Perhaps the source of the problem is Nick himself. "Underworld" includes long, tiresome accounts of his "Mean Streets" youth -- shooting pool, picking fights, slinging the beefy slang of his native Bronx -- none of which succeeds in making him interesting. "I've always been a country of one," he explains solemnly. "There's a certain distance in my makeup, a measured separation." He calls it "lontananza" after an Italian word for masculine remoteness. He pretends to curse it, but really it wraps him in the same glamorous mystery that cloaks his brother Matty's top secret weapons research. Matty speculates that "when Nick dies a team of metaphysicians will examine the black box, the personal flight recorder that's designed to tell them how his mind worked and why he did what he did and what he thought about it all, but there's no guarantee they'll find the slightest clue."

Or they might just find that there's nothing particularly significant in there. Nick's secret, the one that supposedly provides the book's suspense, proves anticlimactic. It's only the hiding, after all, that makes it intriguing, that makes Nick's wife curious, and makes Nick himself feel like a dark, brooding, complicated, serious guy, a lone drifter, a hit man, a spy. Like the precious enigmas of the Cold War, "all the banned words, the secrets kept in white-washed vaults, the half-forgotten plots," Nick's sequestered soul turns out to be something outdated, pretentious and ultimately banal.

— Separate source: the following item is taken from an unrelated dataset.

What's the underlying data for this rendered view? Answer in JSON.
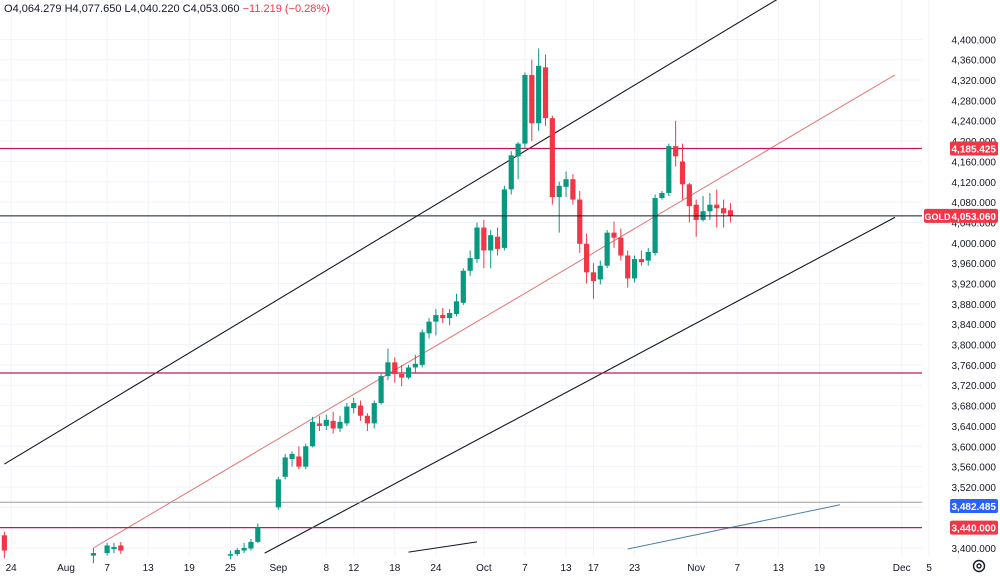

And even that's a brilliant idea: centering a teeming novel like this, an era, around a vacuum, a man whose heart is as sterile as J. Edgar Hoover's specially designed toilet ... but it's still an idea. When I think of the novels that strike me as great, the ones that seize me up and carry me along like a river, I think of characters -- Jane Eyre, Hester Prynne, Huckleberry Finn, Raskolnikov. People who kidnapped their authors and set them on uncharted paths, people who, when they enter a scene, make me think, "Ah, it's you." "Underworld" bleeds as a result of never settling on such a character, for brushing past a few more promising candidates and centering on boring old Nick (who shares more than a few biographical details with his creator).

I found myself pining for the rambunctious, bewildered, commodity-bedeviled Gladney family from my favorite of DeLillo's books, 1985's "White Noise." It was just a little, comic novel -- 326 pages to the 827 of "Underworld" -- about some ordinary people who worried about sugarless gum, television, crying babies and death. It didn't try so hard, and it felt more alive than all these pages of glorious prose about epochal home runs and the Zapruder footage and the bomb. I can't help but admire "Underworld" for its scope, for the task DeLillo dared to set for himself and the monumental perfection of the results, but I can't love it. There's a secret to engineering that sort of greatness that even J. Edgar Hoover couldn't capture for his files.